When a story makes me feel instantly certain, I try to ask what it’s doing to my attention. Is it pulling me away from the actual people in my life? Is it asking me to enjoy someone else’s humiliation? Is it encouraging me to trade curiosity for a punchline?

And then I try to bring the scale back down.

In my day job, building software in healthcare, scale is always the temptation. You can talk about “users” and “utilization” and “throughput” and pretend you’re dealing with abstractions. But the work gets real again the moment you picture a nurse at the end of a long shift, clicking through one more screen, trying to do the right thing for a patient while the system asks them to do it the hard way.

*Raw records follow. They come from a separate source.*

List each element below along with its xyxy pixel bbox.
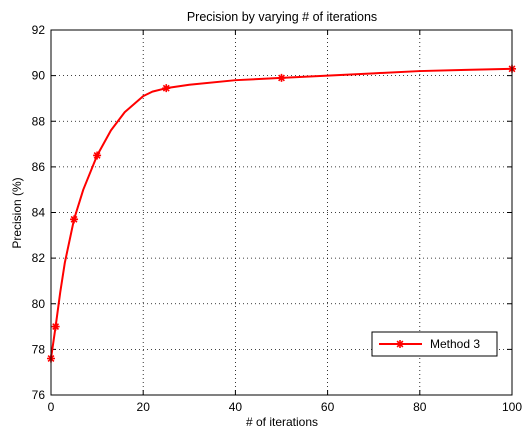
data-point-marker bbox=[93, 151, 102, 160]
legend-asterisk-icon bbox=[396, 340, 404, 348]
x-tick-label: 0 bbox=[48, 400, 55, 414]
data-point-marker bbox=[51, 322, 60, 331]
series-group bbox=[47, 64, 516, 363]
legend: Method 3 bbox=[371, 331, 498, 357]
y-tick-label: 88 bbox=[32, 114, 46, 128]
x-tick-label: 80 bbox=[413, 400, 427, 414]
y-tick-label: 92 bbox=[32, 23, 46, 37]
x-tick-label: 100 bbox=[502, 400, 522, 414]
y-tick-label: 78 bbox=[32, 342, 46, 356]
series-line bbox=[50, 67, 513, 359]
x-tick-label: 20 bbox=[137, 400, 151, 414]
y-tick-label: 76 bbox=[32, 388, 46, 402]
plot-frame bbox=[50, 29, 513, 396]
data-point-marker bbox=[277, 73, 286, 82]
y-tick-label: 84 bbox=[32, 206, 46, 220]
y-tick-label: 90 bbox=[32, 69, 46, 83]
ticks: 0 20 40 60 80 100 76 78 80 82 84 86 88 90 92 bbox=[32, 23, 523, 414]
data-point-marker bbox=[70, 215, 79, 224]
y-tick-label: 86 bbox=[32, 160, 46, 174]
chart-title: Precision by varying # of iterations bbox=[187, 10, 377, 24]
x-tick-label: 40 bbox=[229, 400, 243, 414]
x-tick-label: 60 bbox=[321, 400, 335, 414]
x-axis-label: # of iterations bbox=[246, 415, 318, 429]
y-axis-label: Precision (%) bbox=[10, 177, 24, 248]
legend-label: Method 3 bbox=[430, 337, 480, 351]
legend-marker bbox=[396, 340, 404, 348]
y-tick-label: 80 bbox=[32, 297, 46, 311]
y-tick-label: 82 bbox=[32, 251, 46, 265]
data-point-marker bbox=[162, 84, 171, 93]
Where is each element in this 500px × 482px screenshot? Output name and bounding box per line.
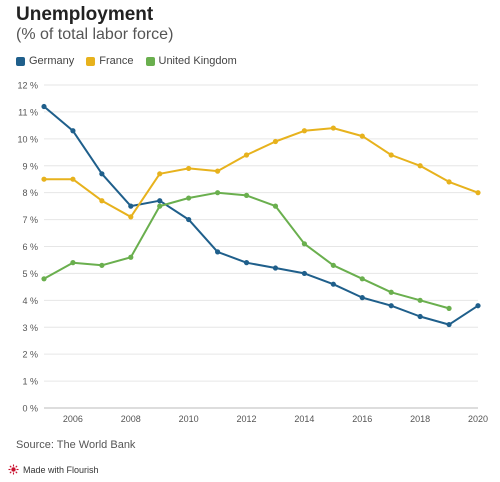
- data-point-germany: [475, 303, 481, 309]
- data-point-united-kingdom: [446, 305, 452, 312]
- data-point-germany: [186, 216, 192, 223]
- data-point-united-kingdom: [186, 195, 192, 201]
- made-with-flourish[interactable]: Made with Flourish: [8, 464, 99, 475]
- data-point-germany: [128, 203, 134, 209]
- x-tick-label: 2012: [237, 414, 257, 424]
- x-tick-label: 2010: [179, 414, 199, 424]
- legend-label-united-kingdom: United Kingdom: [158, 55, 237, 67]
- y-tick-label: 12 %: [17, 81, 38, 91]
- chart-legend: Germany France United Kingdom: [16, 55, 237, 67]
- chart-subtitle: (% of total labor force): [16, 26, 174, 43]
- y-tick-label: 1 %: [22, 377, 38, 387]
- data-point-united-kingdom: [330, 262, 336, 268]
- data-point-france: [475, 190, 481, 196]
- data-point-germany: [157, 198, 163, 204]
- series-line-germany: [43, 105, 479, 326]
- y-tick-label: 7 %: [22, 215, 38, 225]
- series-line-united-kingdom: [43, 191, 450, 310]
- x-tick-label: 2006: [63, 414, 83, 424]
- data-point-france: [359, 133, 365, 139]
- legend-item-united-kingdom[interactable]: United Kingdom: [145, 55, 237, 67]
- data-point-france: [41, 176, 47, 182]
- x-tick-label: 2008: [121, 414, 141, 424]
- y-tick-label: 9 %: [22, 161, 38, 171]
- y-tick-label: 4 %: [22, 296, 38, 306]
- legend-swatch-germany: [16, 56, 25, 66]
- data-point-germany: [99, 171, 105, 177]
- data-point-germany: [446, 321, 452, 328]
- data-point-united-kingdom: [157, 203, 163, 209]
- x-tick-label: 2020: [468, 414, 488, 424]
- y-tick-label: 3 %: [22, 323, 38, 333]
- data-point-france: [243, 152, 250, 158]
- data-point-united-kingdom: [41, 276, 47, 282]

That’s where my own clarity tends to come from: not from winning an argument, but from remembering the person at the end of the chain.

Maybe that’s the only move available most of the time. Not to ignore what’s happening in the world, but to refuse the versions of it that require you to become less human. To notice when you’re being recruited into somebody else’s certainty. To stay soft without being naive.

If you’re feeling spun up by the day’s headlines, I get it. I am too, sometimes. But I’m trying to keep one question close: what would it look like to respond to this without hardening?

Not with performative optimism. Just with the kind of steadiness that leaves room for real people to be real people — including me.